About 10 years ago, that same group of senior executives went for advanced training outside the office. It included a 45-minute practical exercise, and the rest of the workshop was lectures and presentations. A week later, the participants were asked what they had taken with them, and 70 per cent of them referred to the 45 minutes of the exercise, meaning things that they did and practiced, not things that they saw. In other words, months of preparation for a presentation are not something that people remember; they remember what they actually did. “It shook up my world. I realised that I had wasted my time up until then,” he says. The conclusion is that people learn by doing, not by watching presentations. “That also connects with what I said about how decisions are made in a company: when there’s indecision about a certain question, the culture in the company is that it’s preferable to let the data speak: to do a trial and check the results, and make a decision on the basis of the results, not on the basis of a decision by some manager or other.”
The future of fintech
Intuit is almost 34 years old, a veteran company. The fintech industry is heating up, and we have seen quite a few revolutions in recent years: banks, insurance companies, everywhere people are talking about money. Now, people are talking about location, bitcoin, and electronic payments. How do you see us handling money 20 years from now?

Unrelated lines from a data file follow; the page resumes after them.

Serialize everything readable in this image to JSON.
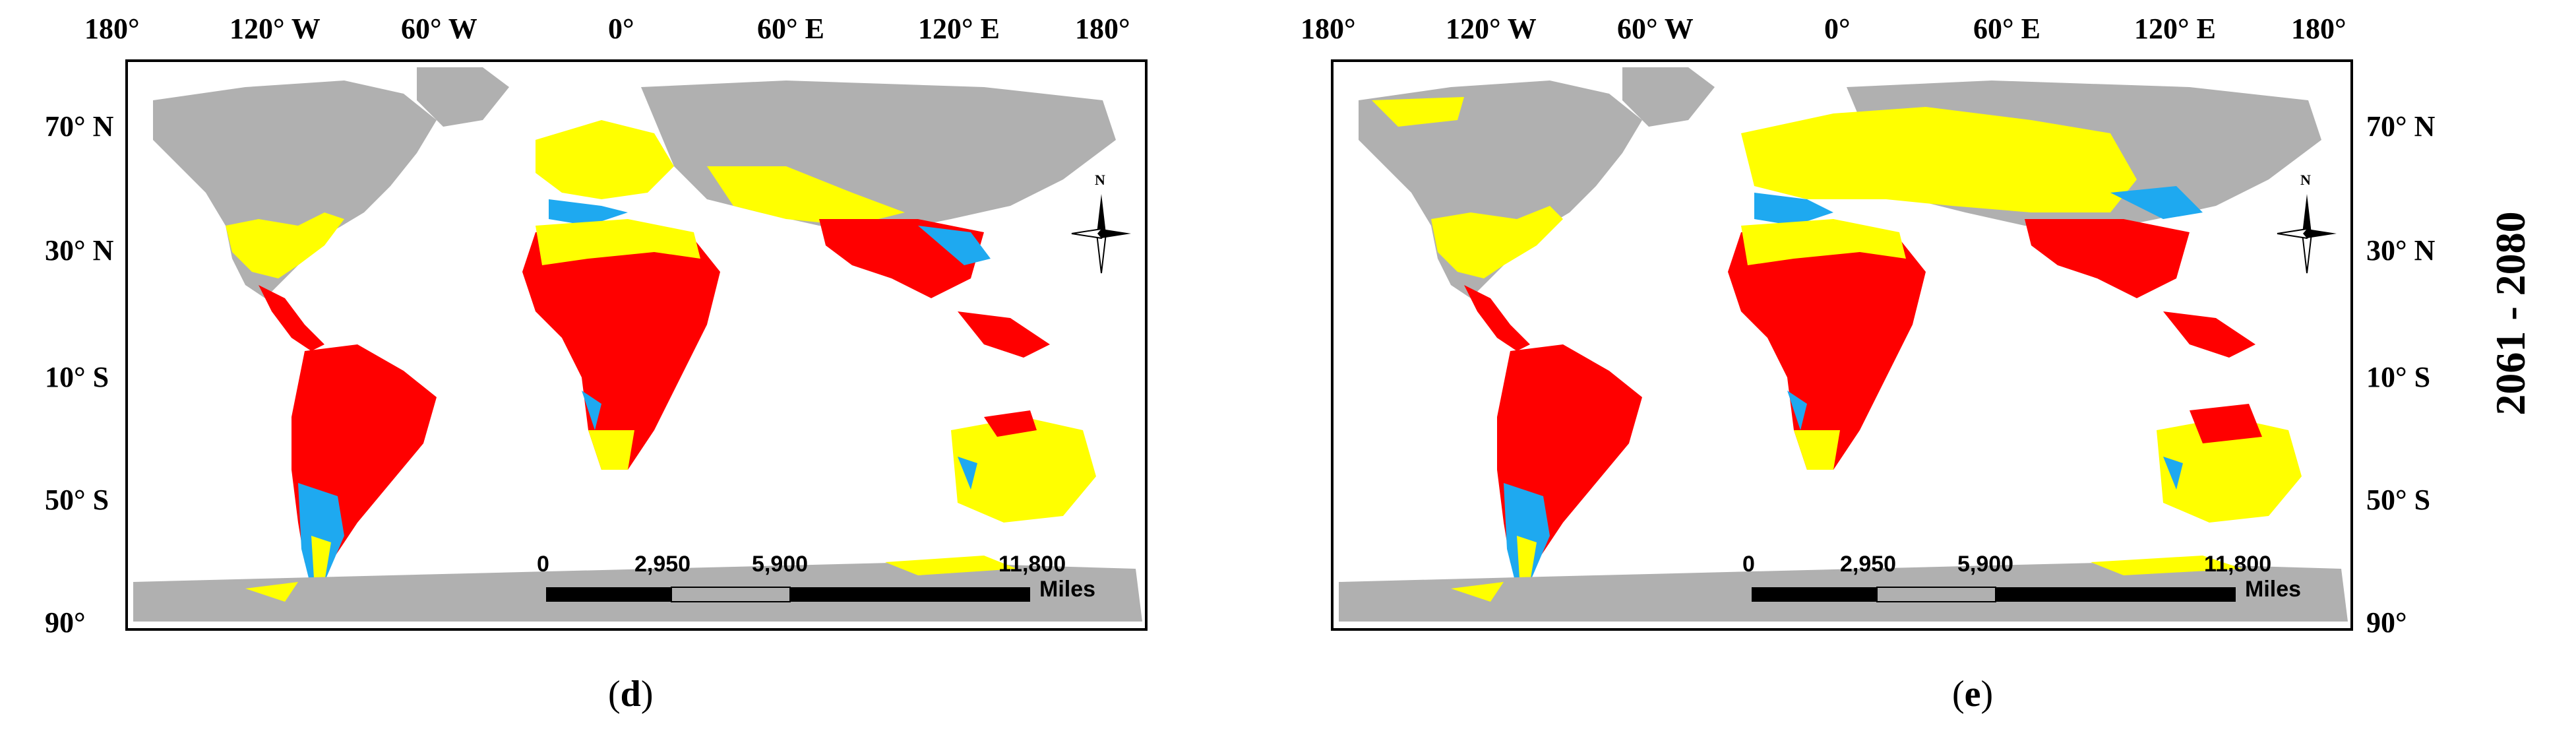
{
  "panels": [
    {
      "id": "d",
      "letter": "d",
      "lon_labels": [
        "180°",
        "120° W",
        "60° W",
        "0°",
        "60° E",
        "120° E",
        "180°"
      ],
      "lat_labels": [
        "70° N",
        "30° N",
        "10° S",
        "50° S",
        "90°"
      ],
      "scale": {
        "ticks": [
          "0",
          "2,950",
          "5,900",
          "11,800"
        ],
        "unit": "Miles"
      },
      "north_label": "N"
    },
    {
      "id": "e",
      "letter": "e",
      "lon_labels": [
        "180°",
        "120° W",
        "60° W",
        "0°",
        "60° E",
        "120° E",
        "180°"
      ],
      "lat_labels": [
        "70° N",
        "30° N",
        "10° S",
        "50° S",
        "90°"
      ],
      "scale": {
        "ticks": [
          "0",
          "2,950",
          "5,900",
          "11,800"
        ],
        "unit": "Miles"
      },
      "north_label": "N"
    }
  ],
  "period_label": "2061 - 2080",
  "colors": {
    "land_unsuitable": "#b0b0b0",
    "suitability_low": "#ffff00",
    "suitability_medium": "#1ea9f0",
    "suitability_high": "#ff0000",
    "frame": "#000000"
  }
}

“Today, various companies are interacting with each other frequently. The ‘real’ connection between them, however, still includes a paper invoice or mail and checks, for example. These transactions are still taking place like they did 20 and 50 years ago. All this will become automated, and will all meet somewhere in the middle with location-based technology and systems. Once you combine this technology with machine learning, the users won’t have to deal with it. As a result, payments of bills will never be late, or get to the stage of a bank overdraft.”
Cook explains that he sees Intuit in the middle of all this. He gives an example of how up until now, the company focused on serving private people and small businesses by helping them solve bookkeeping problems. In recent years, however, they noticed a growing group of freelancers – 750 million worldwide, according to Cook – who must monitor their income and expenses carefully. To address this sector, Intuit recently launched a new system, called QuickBooks Self-Employed, to simplify the process for them. For example, the system enables self-employed people to organise their receipts and monitor them using smartphone photographs. The application stores the photos and feeds in the particulars of the transaction, so that they can be retrieved easily in the tax season. Another feature tracks how many kilometers self-employed people drive in a car for work purposes. Intuit says this is likely to save over $7,000 a year per self-employed person.
The future, Cook posits, lies in taking the difficult problems – the bureaucracy, the cumbersomeness that no one wants to deal with – and turning them into something visual, simple, and intuitive for the user, and in as automated a way as possible.
Incidentally, if you are wondering about the availability of the products in Israel, we are sorry to disappoint you, but it is not really on the agenda.